By Hao Nan ( China Daily ) Updated: 2014-01-22 07:18:13

Two brands of traditional Chinese medicine with a common origin are headed to court over a trademark dispute.

Zhangzhou Pien Tze Huang Pharmaceutical Co recently announced that it had filed a lawsuit against Xiamen Traditional Chinese Medicine Co, claiming that the defendant infringed on its right to the trademark of its top product Pien Tze Huang, according to a report from National Business Daily.

In the announcement, it also made allegations of unfair competition, saying the Xiamen company's advertisement made false comparisons between its own Babao Dan and Pien Tze Huang, causing injury to the latter's reputation.

The plaintiff has asked for 30 million yuan ($4.9 million) as compensation and that the Xiamen company stop the advertisements on the Chinese mainland, in Hong Kong, Indonesia and other countries and regions where its product is sold.

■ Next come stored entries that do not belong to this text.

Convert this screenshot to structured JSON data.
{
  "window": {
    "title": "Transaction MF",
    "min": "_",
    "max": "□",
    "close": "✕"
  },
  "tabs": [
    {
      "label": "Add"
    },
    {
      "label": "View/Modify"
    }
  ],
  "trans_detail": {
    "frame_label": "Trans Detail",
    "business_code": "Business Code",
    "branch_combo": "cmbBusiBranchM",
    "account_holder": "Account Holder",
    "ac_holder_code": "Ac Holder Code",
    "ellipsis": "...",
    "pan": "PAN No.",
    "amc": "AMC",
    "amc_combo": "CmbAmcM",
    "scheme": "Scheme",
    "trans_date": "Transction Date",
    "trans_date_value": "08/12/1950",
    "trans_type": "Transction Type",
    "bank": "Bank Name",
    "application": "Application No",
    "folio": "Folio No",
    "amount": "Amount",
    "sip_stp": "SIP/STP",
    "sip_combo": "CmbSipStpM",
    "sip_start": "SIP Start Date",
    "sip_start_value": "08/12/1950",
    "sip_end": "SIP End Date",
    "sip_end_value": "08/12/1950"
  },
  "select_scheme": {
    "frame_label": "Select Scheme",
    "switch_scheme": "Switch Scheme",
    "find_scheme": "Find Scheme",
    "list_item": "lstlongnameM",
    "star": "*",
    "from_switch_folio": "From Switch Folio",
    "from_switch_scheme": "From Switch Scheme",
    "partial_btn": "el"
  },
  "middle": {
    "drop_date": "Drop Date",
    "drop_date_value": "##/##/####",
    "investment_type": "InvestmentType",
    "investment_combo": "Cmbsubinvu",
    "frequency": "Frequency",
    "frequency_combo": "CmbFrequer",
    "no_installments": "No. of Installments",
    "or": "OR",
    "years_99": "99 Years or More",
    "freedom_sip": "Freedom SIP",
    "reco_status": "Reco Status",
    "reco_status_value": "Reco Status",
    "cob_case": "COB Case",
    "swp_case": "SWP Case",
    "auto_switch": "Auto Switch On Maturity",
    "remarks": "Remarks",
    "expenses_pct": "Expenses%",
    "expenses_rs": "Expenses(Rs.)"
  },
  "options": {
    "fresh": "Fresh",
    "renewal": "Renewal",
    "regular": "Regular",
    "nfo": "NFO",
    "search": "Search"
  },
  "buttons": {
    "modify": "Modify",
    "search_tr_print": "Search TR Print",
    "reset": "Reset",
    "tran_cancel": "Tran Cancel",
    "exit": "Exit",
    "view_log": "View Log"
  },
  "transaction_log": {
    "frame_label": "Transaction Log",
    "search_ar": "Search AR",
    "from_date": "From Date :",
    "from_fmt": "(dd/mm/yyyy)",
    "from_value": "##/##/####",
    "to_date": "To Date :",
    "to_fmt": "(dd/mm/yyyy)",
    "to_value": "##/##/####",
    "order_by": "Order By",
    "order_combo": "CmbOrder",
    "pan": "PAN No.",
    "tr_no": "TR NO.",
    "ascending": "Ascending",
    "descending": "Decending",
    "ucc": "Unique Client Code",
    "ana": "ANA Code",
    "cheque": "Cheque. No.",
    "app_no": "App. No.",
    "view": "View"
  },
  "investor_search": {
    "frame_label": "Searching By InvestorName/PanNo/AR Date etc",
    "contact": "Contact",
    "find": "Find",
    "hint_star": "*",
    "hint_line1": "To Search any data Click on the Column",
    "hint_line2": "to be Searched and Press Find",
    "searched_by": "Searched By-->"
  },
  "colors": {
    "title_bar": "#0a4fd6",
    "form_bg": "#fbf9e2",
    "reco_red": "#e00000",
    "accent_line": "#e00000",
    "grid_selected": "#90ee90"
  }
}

The Zhangzhou intermediate people's court accepted the case on Jan 17.

Pien Tze Huang is a famous Chinese traditional medicine used to help relieve internal heat, flush out toxins, cool the blood and reduce stasis. It is one of the national confidential varieties of traditional Chinese medicines.

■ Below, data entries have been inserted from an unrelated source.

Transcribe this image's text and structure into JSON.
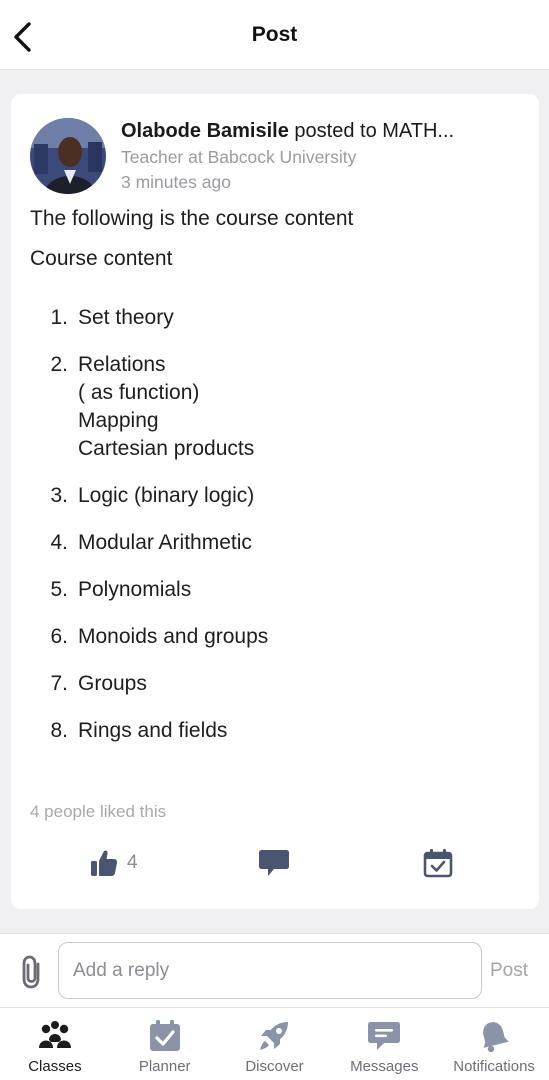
{
  "header": {
    "title": "Post"
  },
  "post": {
    "author": "Olabode Bamisile",
    "posted_to": " posted to MATH...",
    "subtitle": "Teacher at Babcock University",
    "timestamp": "3 minutes ago",
    "intro": "The following is the course content",
    "content_heading": "Course content",
    "items": [
      {
        "num": "1.",
        "text": "Set theory"
      },
      {
        "num": "2.",
        "text": "Relations\n( as function)\nMapping\nCartesian products"
      },
      {
        "num": "3.",
        "text": "Logic (binary logic)"
      },
      {
        "num": "4.",
        "text": "Modular Arithmetic"
      },
      {
        "num": "5.",
        "text": "Polynomials"
      },
      {
        "num": "6.",
        "text": "Monoids and groups"
      },
      {
        "num": "7.",
        "text": "Groups"
      },
      {
        "num": "8.",
        "text": "Rings and fields"
      }
    ],
    "likes_text": "4 people liked this",
    "like_count": "4"
  },
  "reply": {
    "placeholder": "Add a reply",
    "post_label": "Post"
  },
  "tabs": [
    {
      "label": "Classes",
      "icon": "classes-icon",
      "active": true
    },
    {
      "label": "Planner",
      "icon": "planner-icon",
      "active": false
    },
    {
      "label": "Discover",
      "icon": "rocket-icon",
      "active": false
    },
    {
      "label": "Messages",
      "icon": "chat-bubble-icon",
      "active": false
    },
    {
      "label": "Notifications",
      "icon": "bell-icon",
      "active": false
    }
  ],
  "colors": {
    "icon": "#4a5670",
    "active_icon": "#1c1c1e",
    "muted": "#9a9aa3"
  }
}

The drug can also be used to treat acute, chronic or vital hepatitis, infections and inflammations as well as injuries resulting from falls, fractures, contusions and sprains.

On the other hand, Babao Dan, which literally means "pastille of eight treasures", boasts the similar functions as Pien Tze Huang, because the two traditional medicines are developed from a common ancient recipe that was invented by an imperial doctor in the Ming Dynasty (1368-1644), according to Xiamen Traditional Chinese Medicine.

Now, the modern recipes of these two medicines are different, but still share many similarities.